Consider a classifier that, given an input vector ${\bf x}$ outputs both a prediction $y'$ whose accuracy ($a \in \{0, 1\}$) can be measured, as well as a predicted accuracy that corresponds to the predicted probability ($p \in [0, 1]$) that the prediction is correct. The accuracy is computed w.r.t. to the known target value $y$, i.e., $a = 1$ if $y = y'$ and $0$ otherwise. Ideally, the predicted accuracy represents $p(y = y' | {\bf x})$ with $y' = f({\bf x})$ and $f$ the function computed by the classifier.
My question is the following: Given $n$ predictions of the form $(a_i, p_i)$, how can i measure how well the classifier predicted its accuracy?
I can think of two ways to tackle this issue, but I wonder if these approaches are correct and if there are other established approaches out there.

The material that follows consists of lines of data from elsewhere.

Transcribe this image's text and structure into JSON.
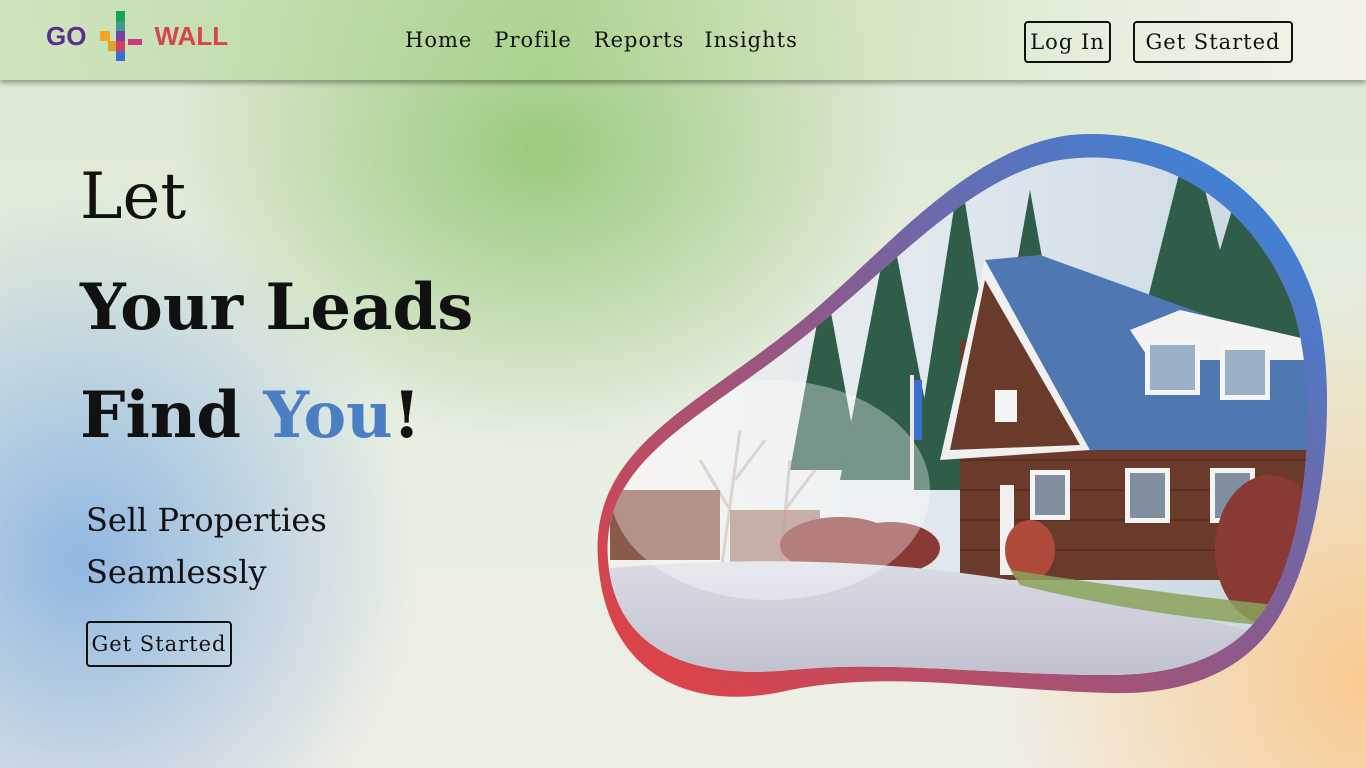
{
  "brand": {
    "left": "GO",
    "right": "WALL",
    "colors": {
      "go": "#5b2d8e",
      "wall": "#d9434a"
    }
  },
  "nav": {
    "links": [
      {
        "label": "Home"
      },
      {
        "label": "Profile"
      },
      {
        "label": "Reports"
      },
      {
        "label": "Insights"
      }
    ],
    "login_label": "Log In",
    "cta_label": "Get Started"
  },
  "hero": {
    "line1": "Let",
    "line2": "Your Leads",
    "line3_prefix": "Find ",
    "line3_accent": "You",
    "line3_suffix": "!",
    "accent_color": "#4a7fc4",
    "tagline_line1": "Sell Properties",
    "tagline_line2": "Seamlessly",
    "cta_label": "Get Started",
    "image": {
      "subject": "house-photo",
      "frame_gradient": [
        "#e8403d",
        "#8a5a8e",
        "#2d8be8"
      ]
    }
  }
}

Binning: By sorting predictions based on their $p_i$ value and splitting them into bins $B_j$, the true accuracy can be estimated as: $a_j = \sum_{(a_i, p_i) \in B_j} \frac{a_i}{|B_j|}$ and for every bin the accuracy $a_j$ can be compared to $\sum_{(a_i, p_i) \in B_j} \frac{p_i}{|B_j|}$, the average predicted accuracy. However, quite some information would be lost if not many predictions are available.

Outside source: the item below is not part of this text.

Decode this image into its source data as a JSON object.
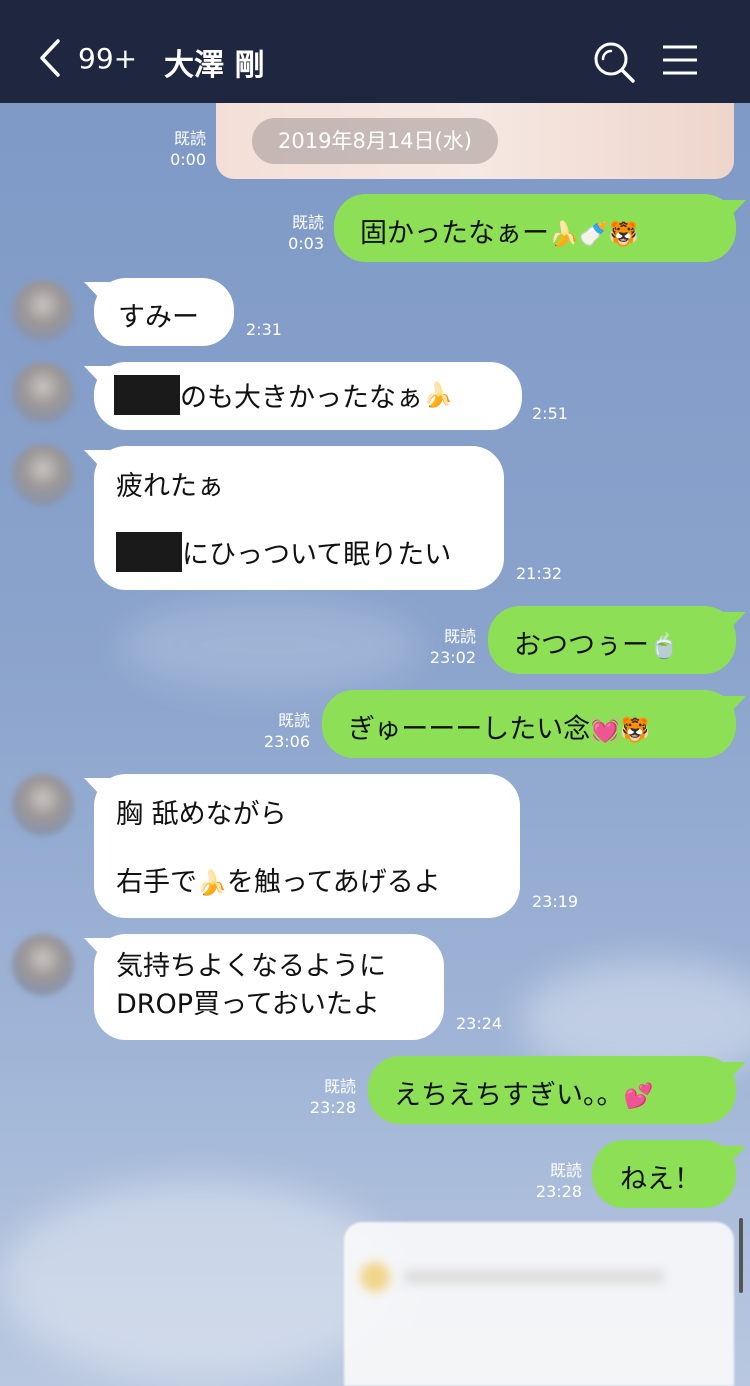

Squared distance: $\sum_{i = 1}^n \frac{(a_i - p_i)^2}{n}$. By measuring the average squared distance between the accuracy per prediction to the predicted accuracy, a relative measure can be computed that is minimal if the true accuracy per prediction matches the predicted accuracy. It is nice that this method forgoes binning and works by considering predictions standalone but the result is a bit hard to interpret.